Dr. Rob Kozak
Professor and Dean, UBC Forestry
Diversifying the forestry profession can open doors to address changing local, national, and global needs and values.
Forestry experts are sounding the alarm amid mounting pressures from climate change, human activity, and competition for ecological services. Many call for the diversification of forest management to tackle the challenges facing the industry and planet head-on.
The profession of forestry is dynamic, multifaceted, and interdisciplinary. A natural and social science, it’s well-positioned to provide solutions to the problems of carbon pollution and environmental degradation.
Sustainable forest management can ensure the long-term protection of habitats for animals, plants, and riparian ecosystems. Wood-based cellulose and lignin bioproducts can store carbon while providing viable alternatives to fossil fuel-derived products.
A more holistic approach to forestry is needed, and one that places greater emphasis on tailored solutions — such as community forests and selective harvesting — in response to evolving societal values and environmental conditions.
Moving forestry forward
The University of British Columbia (UBC) Faculty of Forestry is at the forefront of innovative research, teaching, and community outreach that’s ushering in a new era of forestry. Each year, professors instruct over 1,500 students from over 40 countries in disciplines as diverse as urban forestry, tall wood frame buildings, geomatics, international forestry, conservation, and the bioeconomy, to name a few.

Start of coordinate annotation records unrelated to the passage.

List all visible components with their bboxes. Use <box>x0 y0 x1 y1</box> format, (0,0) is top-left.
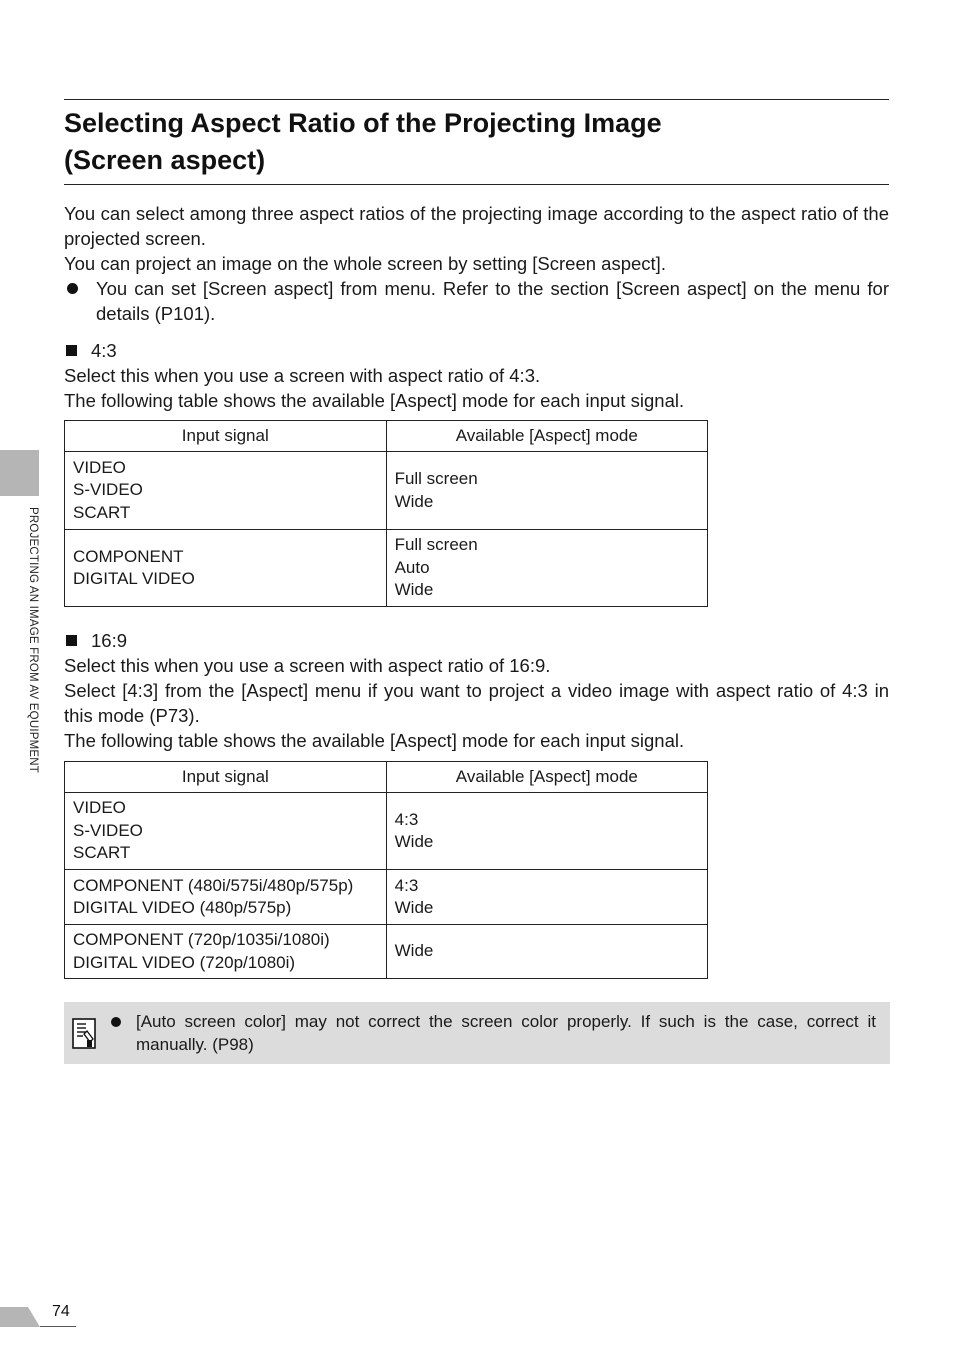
section-4-3-line-1: Select this when you use a screen with aspect ratio of 4:3. <box>64 365 541 386</box>
intro-section <box>64 201 889 326</box>
table-row <box>65 870 708 925</box>
signal-name: SCART <box>73 843 131 863</box>
mode-name: 4:3 <box>394 809 419 829</box>
aspect-mode-cell <box>386 530 707 607</box>
section-16-9-line-1: Select this when you use a screen with aspect ratio of 16:9. <box>64 655 551 676</box>
note-text: [Auto screen color] may not correct the screen color properly. If such is the case, correct it manually. (P98) <box>136 1012 876 1054</box>
input-signal-cell <box>65 452 387 530</box>
signal-name: DIGITAL VIDEO (720p/1080i) <box>73 952 296 972</box>
note-bullet-dot-icon <box>111 1017 121 1027</box>
input-signal-cell <box>65 870 387 925</box>
section-16-9-heading <box>64 628 889 653</box>
section-4-3-heading <box>64 338 889 363</box>
mode-name: Wide <box>394 898 434 917</box>
aspect-table-16-9 <box>64 761 708 979</box>
input-signal-cell <box>65 530 387 607</box>
signal-name: DIGITAL VIDEO <box>73 569 195 588</box>
header-input-signal: Input signal <box>65 762 387 793</box>
section-16-9-heading-text: 16:9 <box>91 630 128 651</box>
mode-name: Wide <box>394 491 434 511</box>
page-title-line-1: Selecting Aspect Ratio of the Projecting Image <box>64 108 662 138</box>
memo-icon <box>72 1018 98 1050</box>
section-4-3 <box>64 338 889 413</box>
signal-name: VIDEO <box>73 457 126 477</box>
intro-bullet <box>64 276 889 326</box>
signal-name: S-VIDEO <box>73 820 143 840</box>
square-bullet-icon <box>66 635 77 646</box>
aspect-mode-cell <box>386 925 707 979</box>
section-4-3-heading-text: 4:3 <box>91 340 117 361</box>
table-row <box>65 793 708 870</box>
page-title-line-2: (Screen aspect) <box>64 145 266 175</box>
table-row <box>65 452 708 530</box>
intro-bullet-text: You can set [Screen aspect] from menu. Refer to the section [Screen aspect] on the menu for details (P101). <box>96 278 889 324</box>
mode-name: Full screen <box>394 469 478 488</box>
title-top-rule <box>64 99 889 100</box>
bullet-dot-icon <box>67 283 78 294</box>
mode-name: Wide <box>394 580 434 600</box>
input-signal-cell <box>65 925 387 979</box>
chapter-tab <box>0 450 39 496</box>
signal-name: S-VIDEO <box>73 480 143 500</box>
signal-name: COMPONENT (480i/575i/480p/575p) <box>73 875 354 895</box>
signal-name: DIGITAL VIDEO (480p/575p) <box>73 898 292 917</box>
mode-name: Full screen <box>394 535 478 555</box>
title-bottom-rule <box>64 184 889 185</box>
signal-name: SCART <box>73 502 131 522</box>
table-row <box>65 530 708 607</box>
intro-paragraph-1: You can select among three aspect ratios of the projecting image according to the aspect ratio of the projected screen. <box>64 203 889 249</box>
signal-name: COMPONENT (720p/1035i/1080i) <box>73 930 330 949</box>
mode-name: Wide <box>394 941 434 961</box>
note-box <box>64 1002 890 1064</box>
section-16-9-line-2: Select [4:3] from the [Aspect] menu if you want to project a video image with aspect ratio of 4:3 in this mode (P73). <box>64 680 889 726</box>
page-number: 74 <box>52 1303 70 1320</box>
table-row <box>65 925 708 979</box>
table-header-row <box>65 421 708 452</box>
chapter-side-label: PROJECTING AN IMAGE FROM AV EQUIPMENT <box>27 507 39 773</box>
header-input-signal: Input signal <box>65 421 387 452</box>
page-title <box>64 105 889 179</box>
mode-name: Wide <box>394 832 434 851</box>
signal-name: COMPONENT <box>73 546 184 566</box>
aspect-mode-cell <box>386 870 707 925</box>
section-16-9 <box>64 628 889 753</box>
square-bullet-icon <box>66 345 77 356</box>
mode-name: 4:3 <box>394 875 419 895</box>
aspect-mode-cell <box>386 793 707 870</box>
section-4-3-line-2: The following table shows the available [Aspect] mode for each input signal. <box>64 390 685 411</box>
mode-name: Auto <box>394 557 430 577</box>
header-available-mode: Available [Aspect] mode <box>386 762 707 793</box>
table-header-row <box>65 762 708 793</box>
signal-name: VIDEO <box>73 798 126 818</box>
intro-paragraph-2: You can project an image on the whole screen by setting [Screen aspect]. <box>64 253 666 274</box>
input-signal-cell <box>65 793 387 870</box>
aspect-table-4-3 <box>64 420 708 607</box>
header-available-mode: Available [Aspect] mode <box>386 421 707 452</box>
page-corner-tab <box>0 1307 42 1327</box>
aspect-mode-cell <box>386 452 707 530</box>
page-number-underline <box>40 1326 76 1327</box>
section-16-9-line-3: The following table shows the available [Aspect] mode for each input signal. <box>64 730 685 751</box>
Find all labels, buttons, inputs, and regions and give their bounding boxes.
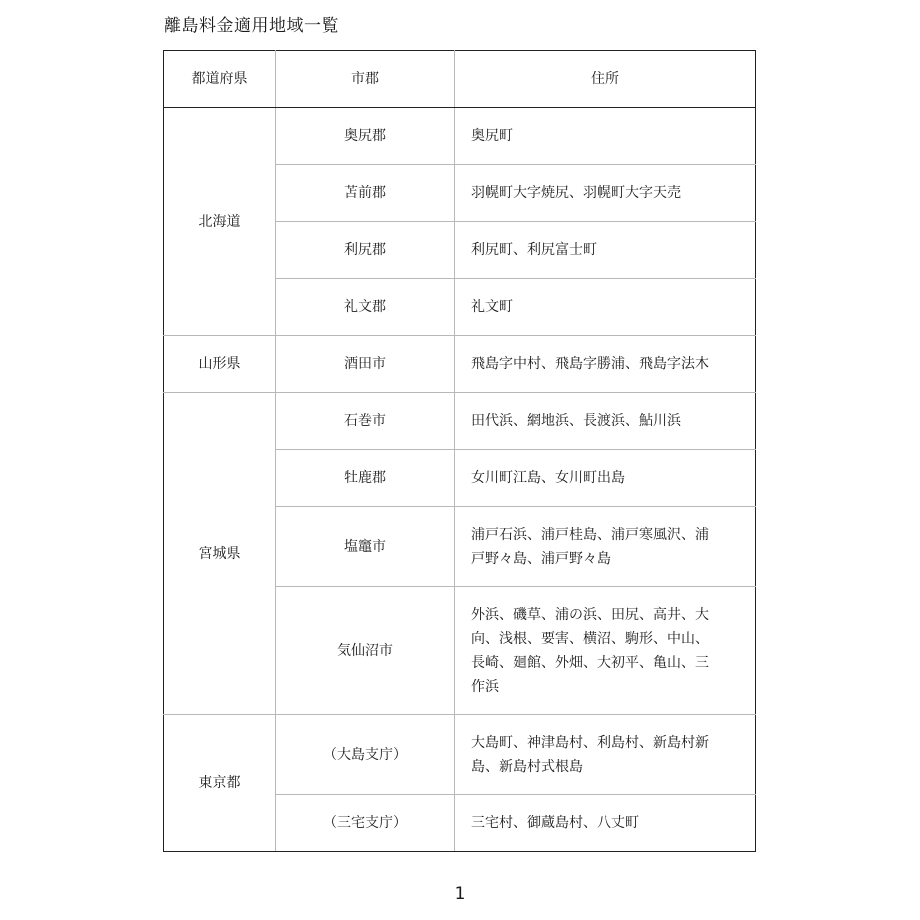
- city-cell: 利尻郡: [276, 222, 455, 279]
- table-row: [164, 715, 756, 795]
- header-address: 住所: [455, 51, 756, 108]
- city-cell: 酒田市: [276, 336, 455, 393]
- address-line: 浦戸石浜、浦戸桂島、浦戸寒風沢、浦: [471, 526, 709, 543]
- address-line: 長崎、廻館、外畑、大初平、亀山、三: [471, 654, 709, 671]
- city-cell: 塩竈市: [276, 507, 455, 587]
- address-cell: 羽幌町大字焼尻、羽幌町大字天売: [455, 165, 756, 222]
- city-cell: 礼文郡: [276, 279, 455, 336]
- city-cell: 牡鹿郡: [276, 450, 455, 507]
- prefecture-cell-miyagi: 宮城県: [164, 393, 276, 715]
- address-cell: 田代浜、網地浜、長渡浜、鮎川浜: [455, 393, 756, 450]
- address-cell: 飛島字中村、飛島字勝浦、飛島字法木: [455, 336, 756, 393]
- city-cell: 奥尻郡: [276, 108, 455, 165]
- header-city: 市郡: [276, 51, 455, 108]
- address-cell: [455, 715, 756, 795]
- document-title: 離島料金適用地域一覧: [164, 16, 339, 36]
- address-cell: [455, 587, 756, 715]
- city-cell: （三宅支庁）: [276, 795, 455, 852]
- prefecture-cell-tokyo: 東京都: [164, 715, 276, 852]
- city-cell: 気仙沼市: [276, 587, 455, 715]
- city-cell: （大島支庁）: [276, 715, 455, 795]
- address-line: 作浜: [471, 678, 499, 695]
- table-row: [164, 336, 756, 393]
- address-cell: 女川町江島、女川町出島: [455, 450, 756, 507]
- address-line: 外浜、磯草、浦の浜、田尻、高井、大: [471, 606, 709, 623]
- table-header-row: [164, 51, 756, 108]
- address-cell: 利尻町、利尻富士町: [455, 222, 756, 279]
- table-row: [164, 393, 756, 450]
- address-cell: 三宅村、御蔵島村、八丈町: [455, 795, 756, 852]
- page-number: 1: [454, 884, 466, 904]
- address-line: 向、浅根、要害、横沼、駒形、中山、: [471, 630, 709, 647]
- address-cell: 奥尻町: [455, 108, 756, 165]
- prefecture-cell-yamagata: 山形県: [164, 336, 276, 393]
- prefecture-cell-hokkaido: 北海道: [164, 108, 276, 336]
- address-line: 戸野々島、浦戸野々島: [471, 550, 611, 567]
- remote-island-areas-table: [163, 50, 756, 852]
- address-cell: [455, 507, 756, 587]
- address-cell: 礼文町: [455, 279, 756, 336]
- address-line: 島、新島村式根島: [471, 758, 583, 775]
- table-row: [164, 108, 756, 165]
- header-prefecture: 都道府県: [164, 51, 276, 108]
- address-line: 大島町、神津島村、利島村、新島村新: [471, 734, 709, 751]
- city-cell: 苫前郡: [276, 165, 455, 222]
- city-cell: 石巻市: [276, 393, 455, 450]
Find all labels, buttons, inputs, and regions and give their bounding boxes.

Graduates gain the necessary knowledge and skills to become future leaders in their profession. They also receive insights into the co-creation of knowledge with Indigenous Peoples, civil society, government, industry, and other community partners.
Equipped with a deeper understanding, they’re poised to become the next generation of land stewards. The stakes are high with the ongoing climate emergency. Well-informed and innovative minds are needed to push bold and sustainable solutions ahead for our planet.